Она открыла глаза, но счастье никуда не делось– оно заполняло ее всю, как и вчера, и позавчера, и третьего дня, и еще раньше, и трудно уже было выделить из череды неотличимых друг от друга дней и ночей тот первый день, когда Журема, решив, что подслепый остался под развалинами арсенала, вдруг увидела его в дверях Святилища и, сама не зная как, оказалась в его объятиях, и услышала, что он любит ее, и сказала в ответ, что и она его любит. Она сказала ему правду-по крайней мере, едва прозвучав, слова эти стали правдой. Вот с той минуты, хотя война все ближе подступала к ней, хотя голод и жажда ежедневно уносили больше людей, чем пули, не покидало Журему ощущение счастья-и счастливей, чем теперь, не бывала она никогда: ни живя с Руфино, ни в беспечальном детстве на фазенде Калумби под крылышком у баронессы Эстелы. Ей захотелось припасть к ногам Наставника, поблагодарить его за то, что такое могло случиться в ее жизни.

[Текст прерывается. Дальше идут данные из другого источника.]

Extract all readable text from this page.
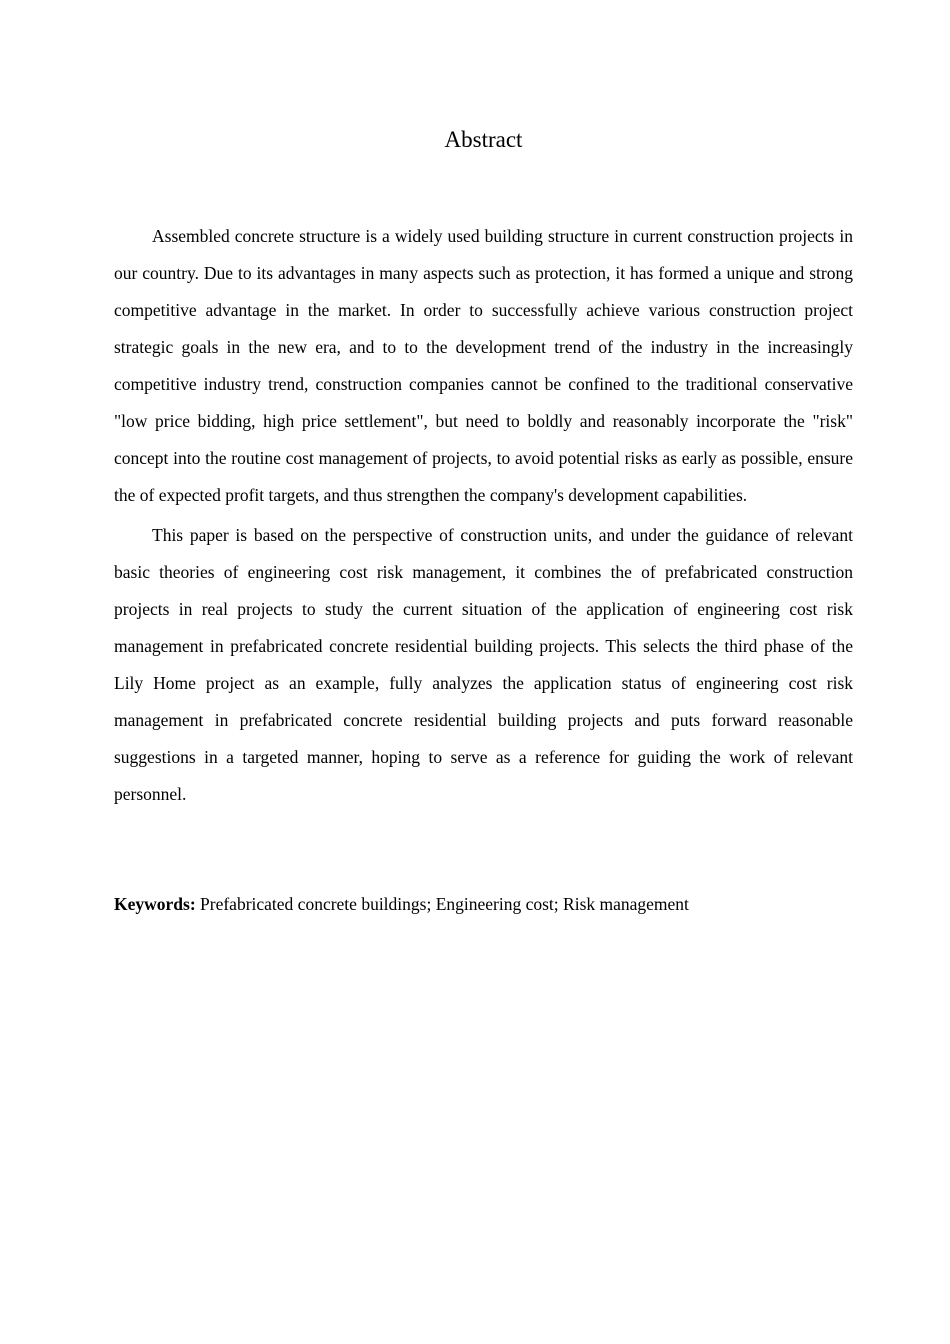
Abstract

Assembled concrete structure is a widely used building structure in current construction projects in our country. Due to its advantages in many aspects such as protection, it has formed a unique and strong competitive advantage in the market. In order to successfully achieve various construction project strategic goals in the new era, and to to the development trend of the industry in the increasingly competitive industry trend, construction companies cannot be confined to the traditional conservative "low price bidding, high price settlement", but need to boldly and reasonably incorporate the "risk" concept into the routine cost management of projects, to avoid potential risks as early as possible, ensure the of expected profit targets, and thus strengthen the company's development capabilities.

This paper is based on the perspective of construction units, and under the guidance of relevant basic theories of engineering cost risk management, it combines the of prefabricated construction projects in real projects to study the current situation of the application of engineering cost risk management in prefabricated concrete residential building projects. This selects the third phase of the Lily Home project as an example, fully analyzes the application status of engineering cost risk management in prefabricated concrete residential building projects and puts forward reasonable suggestions in a targeted manner, hoping to serve as a reference for guiding the work of relevant personnel.

Keywords: Prefabricated concrete buildings; Engineering cost; Risk management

Трещали выстрелы-она и ночью слышала их сквозь сон, – но улочка Младенца Христа была по-прежнему пустынна: никто не бежал, не кричал, не ворочал каменья и мешки с песком, не копал убежищ, не разбирал крыш, не разламывал стен, чтобы возвести из обломков баррикаду, как бывало не раз за последние недели: весь Канудос сидел, сжавшись и скорчившись, за брустверами траншей, пересекающимися и сходящимися кругами опоясавших город, а солдаты брали дом за домом, улицу за улицей, и кольцо, в центре которого были церкви и Святилище, неумолимо сжималось. До всего этого Журеме не было дела: она была счастлива.

Маленький домик, стиснутый между двумя другими, побольше, и стоявший на улочке Младенца Христа, соединявшей Кампо-Гранде, перегороженную тройной баррикадой, на которой распоряжался сам Жоан Апостол, с улицей Матери Церкви, ныне полностью разрушенной и превратившейся в северную границу города, нашел Карлик. Сюда из захваченной солдатами Мо-камбо перебрались негры, а из Миранделы и Роделаса-немногие уцелевшие индейцы; они обосновались неподалеку от воинов Педрана, в свою очередь отступивших из Кокоробо, Трабубу после того, как республиканцы взяли предместья. Когда Журема, Карлик и репортер вошли в этот дощатый домик, в яме, вырытой в земляном полу его единственной комнаты, они обнаружили убитого старика, обхватившего свой мушкетон, а рядом – кошелку с фариньей и горшок пчелиного меда. Припасы эти они постарались растянуть подольше. Из дому выходили только затем, чтобы оттащить трупы в выкопанные по приказу Антонио Вилановы ямы, помочь возвести баррикаду или выкопать траншею-не вылезая на поверхность, по ним можно было теперь попасть в любой конец уменьшившегося вдесятеро Бело-Монте, и люди передвигались из дома в дом, с одной улицы на другую как кроты или ящерицы. А рытье этих ходов занимало теперь больше времени, чем сражения.

За спиной шевельнулся Карлик. Она окликнула его, он не ответил и через минуту захрапел. Они спали вповалку в узкой яме, где едва помещались втроем, не только потому, что остерегались пуль, легко прошивавших дощатые или глинобитные стены, – ночи теперь стояли холодные, а они так ослабели от многодневного недоедания, что под утро замерзали. Журема перевела взгляд на репортера: он спал, уткнувшись ей в грудь, и с полуоткрытых губ тянулась ниточка слюны, прозрачная и тонкая, как паутинка. Журема придвинулась еще ближе и, стараясь не разбудить его, осторожно втянула ее губами. Лицо репортера было спокойно-никогда не бывало оно таким наяву. «Сейчас ему не страшно», – подумала она. «Бедный, бедный мой, как же мне сделать так, чтобы ты не боялся, как же прогнать твой страх?» – подумала она. Репортер недавно признался ей, что даже в те минуты, когда она дарит ему счастье, страх никуда не уходит и мучит его, вязкой тиной затопляет душу. Хотя Журема любила его теперь, как любит женщина мужчину, и принадлежала ему, как принадлежит женщина мужу или любовнику, но продолжала пестовать и ласкать его по-матерински и все еще играла сама с собой в давнюю игру, воображая, что это ее сын.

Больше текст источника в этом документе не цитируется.